I truncated to 128 bits. With 128 bits, the chance of a random guess validating is 1 in 2^128 — still far beyond brute-force range. For click tracking, where the threat model is a script kiddie flooding your analytics rather than a nation-state forging events, this is wildly overkill. And it saves 22 characters per URL.

Understand your threat model before applying defaults. Crypto best practices are calibrated for unknown stakes. When you know your stakes are low, spend the bits elsewhere.

✳

What I deliberately did NOT build

Open-source projects fail more often from scope creep than from missing features. I made a list of things this library will never do, and put it in the README:

DKIM signing. OpenDKIM is a battle-tested C implementation that's been deployed for 15+ years. Writing my own would be ego, not engineering.
The MTA itself. Postfix is 25 years old. Anyone who tries to replace it in Go and isn't named Mike Hearn is going to ship something worse.
Inbox placement testing. Gmail and Outlook only expose this in aggregate (Postmaster Tools, SNDS). I can't fake what they don't tell me.
Automatic IP warmup. This requires a network of cooperating mailboxes. Mailwarm and Lemwarm own this category for $30/month. Beating them requires being a different kind of company.
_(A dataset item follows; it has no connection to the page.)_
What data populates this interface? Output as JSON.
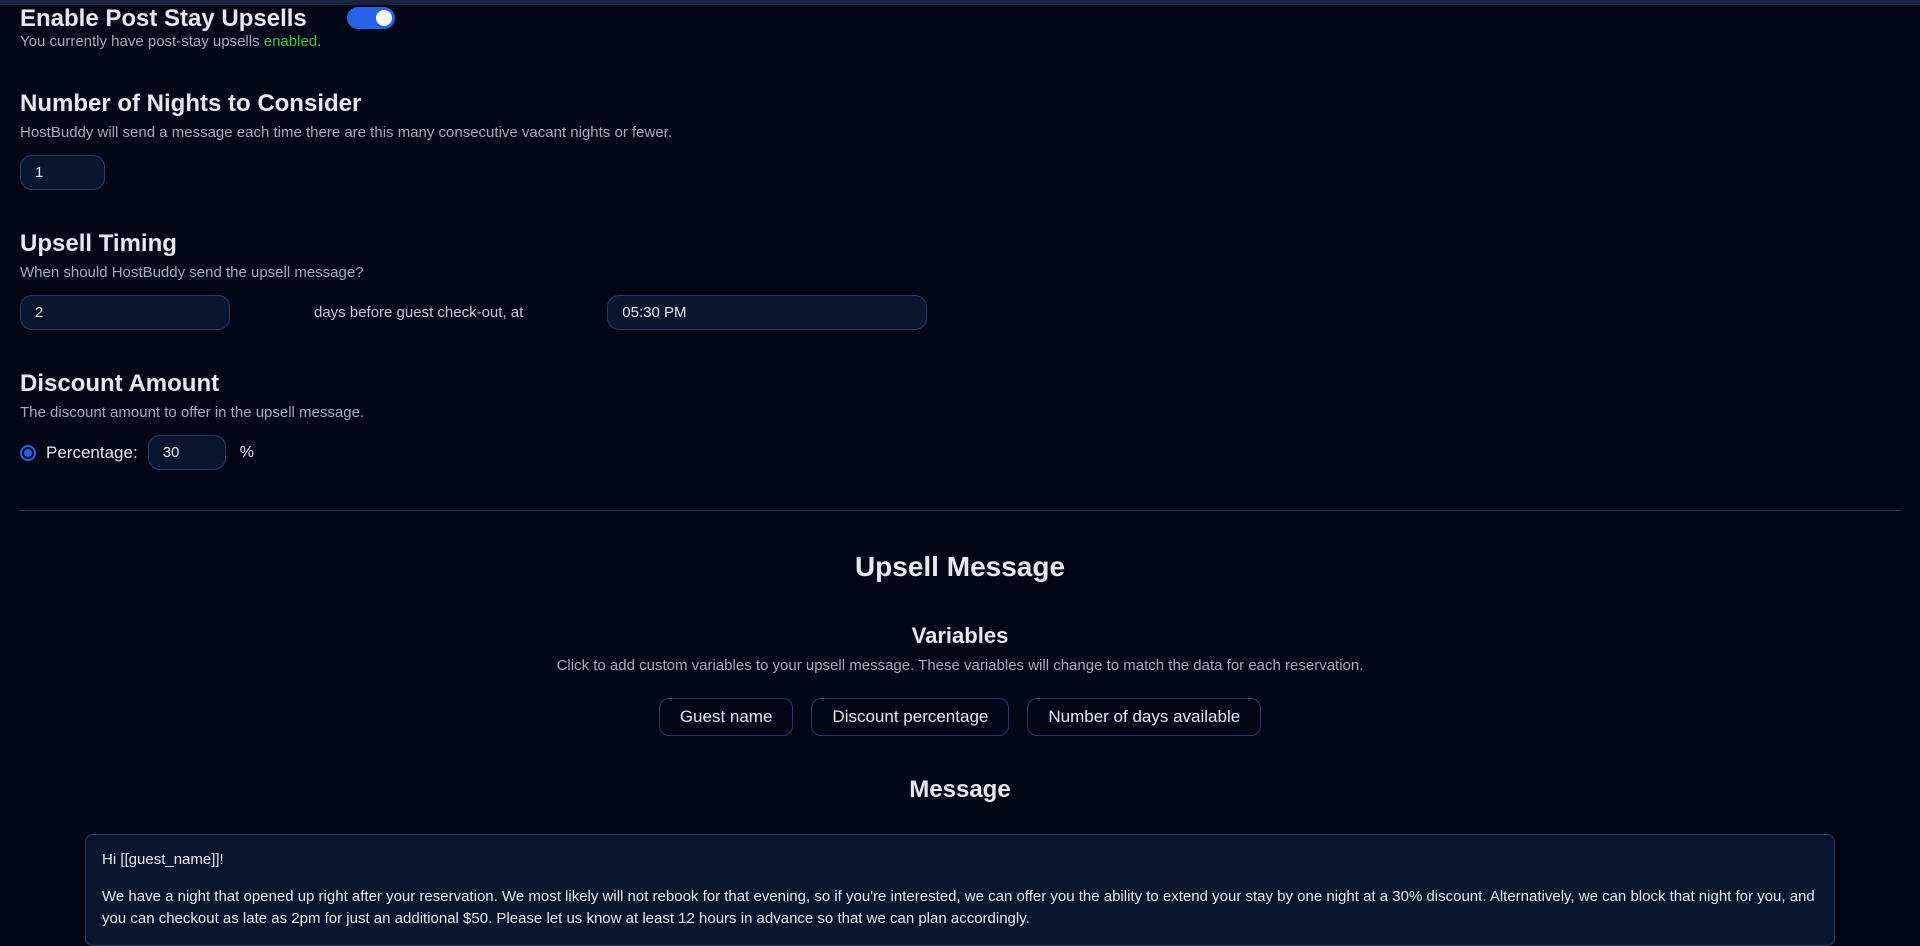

The discipline of saying "no" to features is what keeps a library small enough to actually understand.

✳

Who is this for?

Engineers self-hosting email at small scale (under 10K messages/month) on Postfix/Exim/etc.
Anyone who wants to validate addresses before hitting a paid API to save credits.
Cold-email tool builders who need to own their own deliverability stack.
Researchers and educators who want a clean, documented reference implementation of the relevant RFCs.

It's infrastructure for the people who already have a reason to want infrastructure.

✳

What's next

I'm going to keep this library small. It will not grow into "open-source SendGrid." If you want SendGrid, use SendGrid.
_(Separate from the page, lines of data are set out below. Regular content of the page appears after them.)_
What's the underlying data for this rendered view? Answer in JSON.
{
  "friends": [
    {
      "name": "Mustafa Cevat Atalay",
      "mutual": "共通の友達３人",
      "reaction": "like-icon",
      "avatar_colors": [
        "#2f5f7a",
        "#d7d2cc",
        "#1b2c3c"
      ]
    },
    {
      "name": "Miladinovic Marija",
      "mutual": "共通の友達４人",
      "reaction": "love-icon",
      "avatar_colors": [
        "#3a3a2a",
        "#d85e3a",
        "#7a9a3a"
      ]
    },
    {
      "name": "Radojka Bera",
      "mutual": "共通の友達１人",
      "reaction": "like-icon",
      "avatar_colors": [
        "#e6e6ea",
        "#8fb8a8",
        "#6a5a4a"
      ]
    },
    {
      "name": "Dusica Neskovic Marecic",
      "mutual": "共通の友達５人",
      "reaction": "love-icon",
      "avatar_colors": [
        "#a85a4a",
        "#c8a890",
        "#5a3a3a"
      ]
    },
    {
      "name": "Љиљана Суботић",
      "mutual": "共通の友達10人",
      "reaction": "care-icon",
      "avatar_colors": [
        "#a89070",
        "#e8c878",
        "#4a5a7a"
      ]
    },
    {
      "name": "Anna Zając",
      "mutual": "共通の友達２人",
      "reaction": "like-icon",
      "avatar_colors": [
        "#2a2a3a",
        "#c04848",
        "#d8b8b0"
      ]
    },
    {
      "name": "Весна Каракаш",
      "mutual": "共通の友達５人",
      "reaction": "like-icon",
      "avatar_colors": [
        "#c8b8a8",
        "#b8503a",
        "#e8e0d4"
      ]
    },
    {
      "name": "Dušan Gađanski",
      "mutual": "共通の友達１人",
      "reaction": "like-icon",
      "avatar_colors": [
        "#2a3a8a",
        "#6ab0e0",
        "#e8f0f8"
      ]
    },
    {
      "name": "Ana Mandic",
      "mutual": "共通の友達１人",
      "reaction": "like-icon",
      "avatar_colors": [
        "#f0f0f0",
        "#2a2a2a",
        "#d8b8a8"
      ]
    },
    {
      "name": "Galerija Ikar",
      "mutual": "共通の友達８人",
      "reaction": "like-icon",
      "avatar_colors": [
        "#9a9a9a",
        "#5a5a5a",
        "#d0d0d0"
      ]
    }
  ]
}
Things I'd like to add over time:

A DNSBL monitor package (~200 lines)
More edge-case coverage in the DSN parser (Yahoo's ARF format has quirks)
Benchmarks for the validator's batch mode
An examples/ directory showing real wiring patterns

Things I will not add:

A web dashboard (use pkg/dmarc/Rollup.Handler() and stand up your own)
A hosted SaaS version (that's a different business)
Configuration through YAML / environment / spaghetti (Go structs are fine)
Logging frameworks (pass an OnError callback)

If any of this is useful to you, the repo is at github.com/ahmedEssyad/open-mailgate. MIT licensed. Issues and PRs welcome.

If it's not useful but you found the engineering choices interesting — that's also a good outcome. Sometimes the value of a small library is the conversation about what's in it and what isn't.